ROYAL Society for the Protection of Birds wardens have been banned from two large East Anglian estates in a dispute over the rare stone-curlew.

The ban follows angry exchanges between the RSPB and farmers over the societys role in the designation of a new Site of Special Scientific Interest (SSSI),

Straddling the Norfolk-Suffolk border, the Breckland Farmland SSSI covers more than 12,000ha (30,000 acres) of land, and imposes stringent controls on farming.

It includes large areas owned by the Elveden and Euston estates which, with more than 80 other land holdings, co-operated in a voluntary RSPB stone-curlew project.

Farmers and landowners identified and protected nests from agricultural machinery and predators, helping the endangered species to flourish.

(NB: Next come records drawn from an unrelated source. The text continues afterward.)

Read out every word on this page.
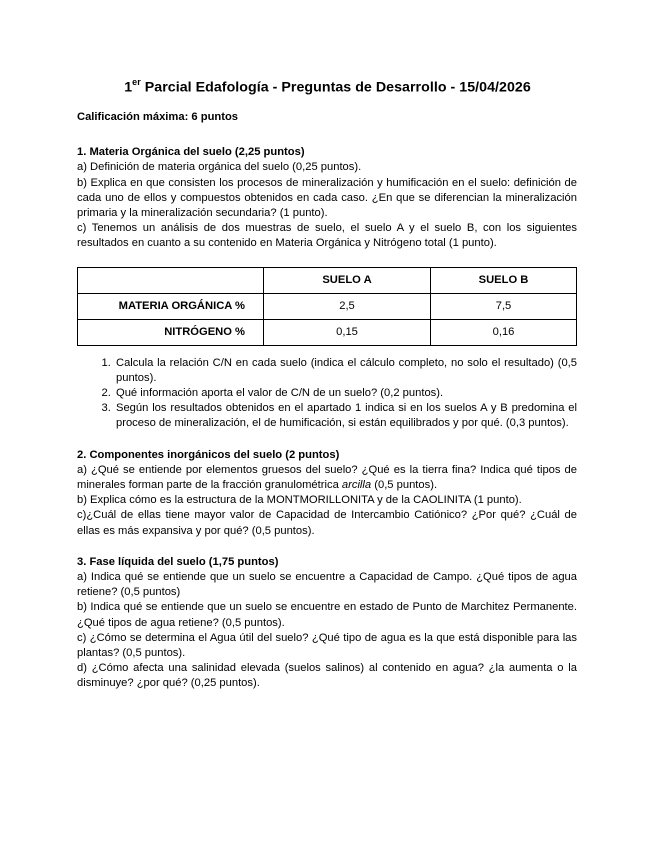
1er Parcial Edafología - Preguntas de Desarrollo - 15/04/2026

Calificación máxima: 6 puntos

1. Materia Orgánica del suelo (2,25 puntos)

a) Definición de materia orgánica del suelo (0,25 puntos).

b) Explica en que consisten los procesos de mineralización y humificación en el suelo: definición de cada uno de ellos y compuestos obtenidos en cada caso. ¿En que se diferencian la mineralización primaria y la mineralización secundaria? (1 punto).

c) Tenemos un análisis de dos muestras de suelo, el suelo A y el suelo B, con los siguientes resultados en cuanto a su contenido en Materia Orgánica y Nitrógeno total (1 punto).

	SUELO A	SUELO B
MATERIA ORGÁNICA %	2,5	7,5
NITRÓGENO %	0,15	0,16
1. Calcula la relación C/N en cada suelo (indica el cálculo completo, no solo el resultado) (0,5 puntos).
2. Qué información aporta el valor de C/N de un suelo? (0,2 puntos).
3. Según los resultados obtenidos en el apartado 1 indica si en los suelos A y B predomina el proceso de mineralización, el de humificación, si están equilibrados y por qué. (0,3 puntos).

2. Componentes inorgánicos del suelo (2 puntos)

a) ¿Qué se entiende por elementos gruesos del suelo? ¿Qué es la tierra fina? Indica qué tipos de minerales forman parte de la fracción granulométrica arcilla (0,5 puntos).

b) Explica cómo es la estructura de la MONTMORILLONITA y de la CAOLINITA (1 punto).

c)¿Cuál de ellas tiene mayor valor de Capacidad de Intercambio Catiónico? ¿Por qué? ¿Cuál de ellas es más expansiva y por qué? (0,5 puntos).

3. Fase líquida del suelo (1,75 puntos)

a) Indica qué se entiende que un suelo se encuentre a Capacidad de Campo. ¿Qué tipos de agua retiene? (0,5 puntos)

b) Indica qué se entiende que un suelo se encuentre en estado de Punto de Marchitez Permanente. ¿Qué tipos de agua retiene? (0,5 puntos).

c) ¿Cómo se determina el Agua útil del suelo? ¿Qué tipo de agua es la que está disponible para las plantas? (0,5 puntos).

d) ¿Cómo afecta una salinidad elevada (suelos salinos) al contenido en agua? ¿la aumenta o la disminuye? ¿por qué? (0,25 puntos).
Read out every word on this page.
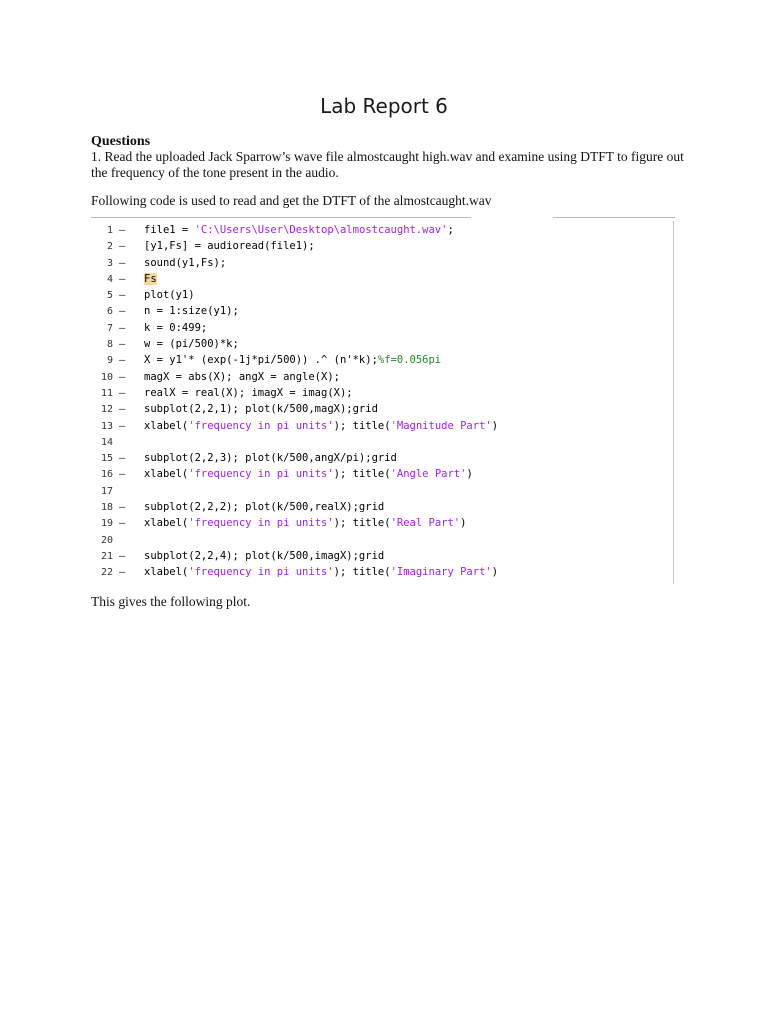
Lab Report 6
Questions

1. Read the uploaded Jack Sparrow’s wave file almostcaught high.wav and examine using DTFT to figure out the frequency of the tone present in the audio.

Following code is used to read and get the DTFT of the almostcaught.wav

1 – file1 = 'C:\Users\User\Desktop\almostcaught.wav';
2 – [y1,Fs] = audioread(file1);
3 – sound(y1,Fs);
4 – Fs
5 – plot(y1)
6 – n = 1:size(y1);
7 – k = 0:499;
8 – w = (pi/500)*k;
9 – X = y1'* (exp(-1j*pi/500)) .^ (n'*k);%f=0.056pi
10 – magX = abs(X); angX = angle(X);
11 – realX = real(X); imagX = imag(X);
12 – subplot(2,2,1); plot(k/500,magX);grid
13 – xlabel('frequency in pi units'); title('Magnitude Part')
14
15 – subplot(2,2,3); plot(k/500,angX/pi);grid
16 – xlabel('frequency in pi units'); title('Angle Part')
17
18 – subplot(2,2,2); plot(k/500,realX);grid
19 – xlabel('frequency in pi units'); title('Real Part')
20
21 – subplot(2,2,4); plot(k/500,imagX);grid
22 – xlabel('frequency in pi units'); title('Imaginary Part')

This gives the following plot.
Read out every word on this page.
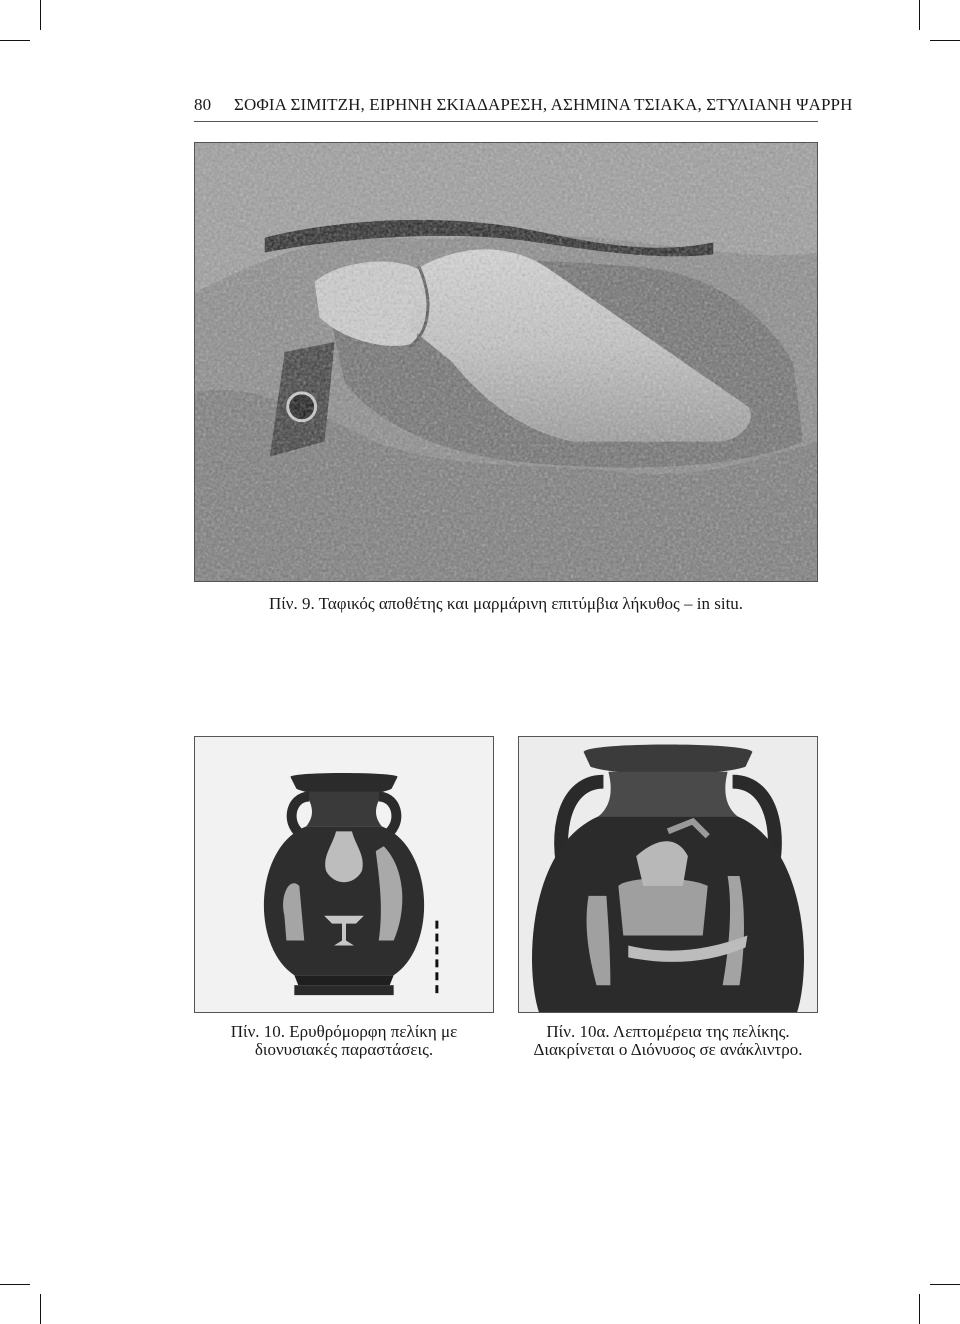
80 ΣΟΦΙΑ ΣΙΜΙΤΖΗ, ΕΙΡΗΝΗ ΣΚΙΑΔΑΡΕΣΗ, ΑΣΗΜΙΝΑ ΤΣΙΑΚΑ, ΣΤΥΛΙΑΝΗ ΨΑΡΡΗ
Πίν. 9. Ταφικός αποθέτης και μαρμάρινη επιτύμβια λήκυθος – in situ.
Πίν. 10. Ερυθρόμορφη πελίκη με
διονυσιακές παραστάσεις.
Πίν. 10α. Λεπτομέρεια της πελίκης.
Διακρίνεται ο Διόνυσος σε ανάκλιντρο.
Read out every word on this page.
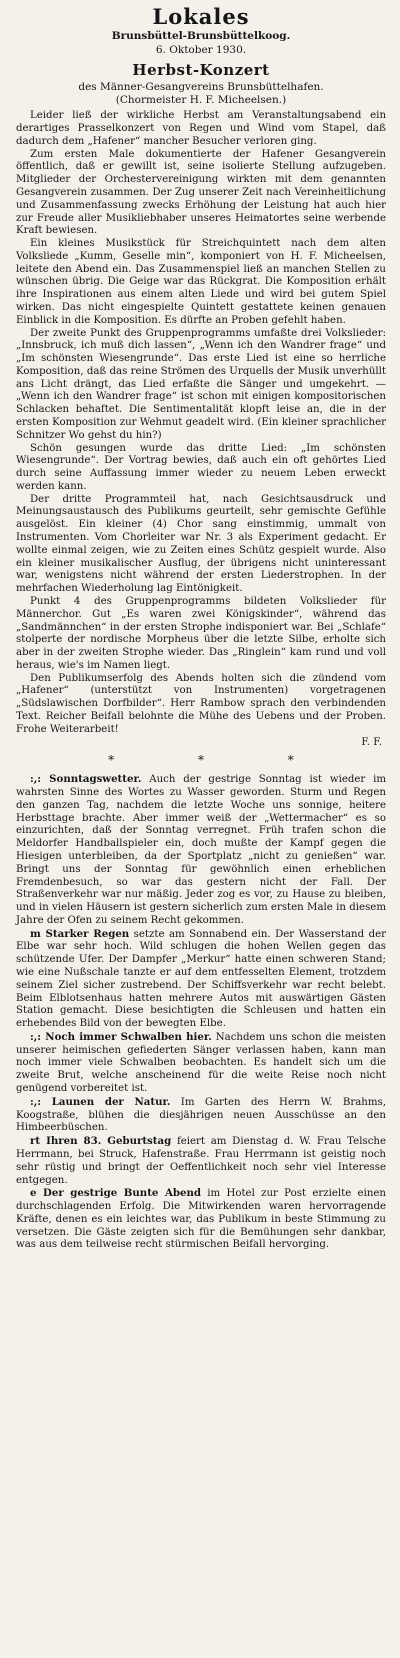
Lokales
Brunsbüttel-Brunsbüttelkoog.
6. Oktober 1930.
Herbst-Konzert
des Männer-Gesangvereins Brunsbüttelhafen.
(Chormeister H. F. Micheelsen.)

Leider ließ der wirkliche Herbst am Veranstaltungsabend ein derartiges Prasselkonzert von Regen und Wind vom Stapel, daß dadurch dem „Hafener“ mancher Besucher verloren ging.

Zum ersten Male dokumentierte der Hafener Gesangverein öffentlich, daß er gewillt ist, seine isolierte Stellung aufzugeben. Mitglieder der Orchestervereinigung wirkten mit dem genannten Gesangverein zusammen. Der Zug unserer Zeit nach Vereinheitlichung und Zusammenfassung zwecks Erhöhung der Leistung hat auch hier zur Freude aller Musikliebhaber unseres Heimatortes seine werbende Kraft bewiesen.

Ein kleines Musikstück für Streichquintett nach dem alten Volksliede „Kumm, Geselle min“, komponiert von H. F. Micheelsen, leitete den Abend ein. Das Zusammenspiel ließ an manchen Stellen zu wünschen übrig. Die Geige war das Rückgrat. Die Komposition erhält ihre Inspirationen aus einem alten Liede und wird bei gutem Spiel wirken. Das nicht eingespielte Quintett gestattete keinen genauen Einblick in die Komposition. Es dürfte an Proben gefehlt haben.

Der zweite Punkt des Gruppenprogramms umfaßte drei Volkslieder: „Innsbruck, ich muß dich lassen“, „Wenn ich den Wandrer frage“ und „Im schönsten Wiesengrunde“. Das erste Lied ist eine so herrliche Komposition, daß das reine Strömen des Urquells der Musik unverhüllt ans Licht drängt, das Lied erfaßte die Sänger und umgekehrt. — „Wenn ich den Wandrer frage“ ist schon mit einigen kompositorischen Schlacken behaftet. Die Sentimentalität klopft leise an, die in der ersten Komposition zur Wehmut geadelt wird. (Ein kleiner sprachlicher Schnitzer Wo gehst du hin?)

Schön gesungen wurde das dritte Lied: „Im schönsten Wiesengrunde“. Der Vortrag bewies, daß auch ein oft gehörtes Lied durch seine Auffassung immer wieder zu neuem Leben erweckt werden kann.

Der dritte Programmteil hat, nach Gesichtsausdruck und Meinungsaustausch des Publikums geurteilt, sehr gemischte Gefühle ausgelöst. Ein kleiner (4) Chor sang einstimmig, ummalt von Instrumenten. Vom Chorleiter war Nr. 3 als Experiment gedacht. Er wollte einmal zeigen, wie zu Zeiten eines Schütz gespielt wurde. Also ein kleiner musikalischer Ausflug, der übrigens nicht uninteressant war, wenigstens nicht während der ersten Liederstrophen. In der mehrfachen Wiederholung lag Eintönigkeit.

Punkt 4 des Gruppenprogramms bildeten Volkslieder für Männerchor. Gut „Es waren zwei Königskinder“, während das „Sandmännchen“ in der ersten Strophe indisponiert war. Bei „Schlafe“ stolperte der nordische Morpheus über die letzte Silbe, erholte sich aber in der zweiten Strophe wieder. Das „Ringlein“ kam rund und voll heraus, wie's im Namen liegt.

Den Publikumserfolg des Abends holten sich die zündend vom „Hafener“ (unterstützt von Instrumenten) vorgetragenen „Südslawischen Dorfbilder“. Herr Rambow sprach den verbindenden Text. Reicher Beifall belohnte die Mühe des Uebens und der Proben. Frohe Weiterarbeit!

F. F.
* * *

:,: Sonntagswetter. Auch der gestrige Sonntag ist wieder im wahrsten Sinne des Wortes zu Wasser geworden. Sturm und Regen den ganzen Tag, nachdem die letzte Woche uns sonnige, heitere Herbsttage brachte. Aber immer weiß der „Wettermacher“ es so einzurichten, daß der Sonntag verregnet. Früh trafen schon die Meldorfer Handballspieler ein, doch mußte der Kampf gegen die Hiesigen unterbleiben, da der Sportplatz „nicht zu genießen“ war. Bringt uns der Sonntag für gewöhnlich einen erheblichen Fremdenbesuch, so war das gestern nicht der Fall. Der Straßenverkehr war nur mäßig. Jeder zog es vor, zu Hause zu bleiben, und in vielen Häusern ist gestern sicherlich zum ersten Male in diesem Jahre der Ofen zu seinem Recht gekommen.

m Starker Regen setzte am Sonnabend ein. Der Wasserstand der Elbe war sehr hoch. Wild schlugen die hohen Wellen gegen das schützende Ufer. Der Dampfer „Merkur“ hatte einen schweren Stand; wie eine Nußschale tanzte er auf dem entfesselten Element, trotzdem seinem Ziel sicher zustrebend. Der Schiffsverkehr war recht belebt. Beim Elblotsenhaus hatten mehrere Autos mit auswärtigen Gästen Station gemacht. Diese besichtigten die Schleusen und hatten ein erhebendes Bild von der bewegten Elbe.

:,: Noch immer Schwalben hier. Nachdem uns schon die meisten unserer heimischen gefiederten Sänger verlassen haben, kann man noch immer viele Schwalben beobachten. Es handelt sich um die zweite Brut, welche anscheinend für die weite Reise noch nicht genügend vorbereitet ist.

:,: Launen der Natur. Im Garten des Herrn W. Brahms, Koogstraße, blühen die diesjährigen neuen Ausschüsse an den Himbeerbüschen.

rt Ihren 83. Geburtstag feiert am Dienstag d. W. Frau Telsche Herrmann, bei Struck, Hafenstraße. Frau Herrmann ist geistig noch sehr rüstig und bringt der Oeffentlichkeit noch sehr viel Interesse entgegen.

e Der gestrige Bunte Abend im Hotel zur Post erzielte einen durchschlagenden Erfolg. Die Mitwirkenden waren hervorragende Kräfte, denen es ein leichtes war, das Publikum in beste Stimmung zu versetzen. Die Gäste zeigten sich für die Bemühungen sehr dankbar, was aus dem teilweise recht stürmischen Beifall hervorging.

As a result, numbers have doubled in the past 10 years and land now supports 172 pairs of stone-curlews, more than 40% of the national population.

But some farmers are upset after government wildlife adviser English Nature, with what they regard as minimum consultation, designated the land as an SSSI.

Some believe the designations are unnecessary and fear they could have an adverse affect on future land use and capital value.

And they are incensed because data they supplied to the RSPB were divulged to English Nature in the designation process without the farmers knowledge.

While only eight of 84 landowners and tenants covered by the SSSI have formally objected, they include Elveden and Euston, which own thousands of acres.

Jim Rudderham, Elveden Estate manager, said: “What is happening in this area is conservation politics, which has nothing to do with practical conservation.”

Christopher Spicer, Euston Estate manager, said RSPB wardens had been told they could not have access to the estate while it was in dispute with English Nature.

Rob Lucking, RSPB spokesman, said the society was saddened by the loss of co-operation of landowners.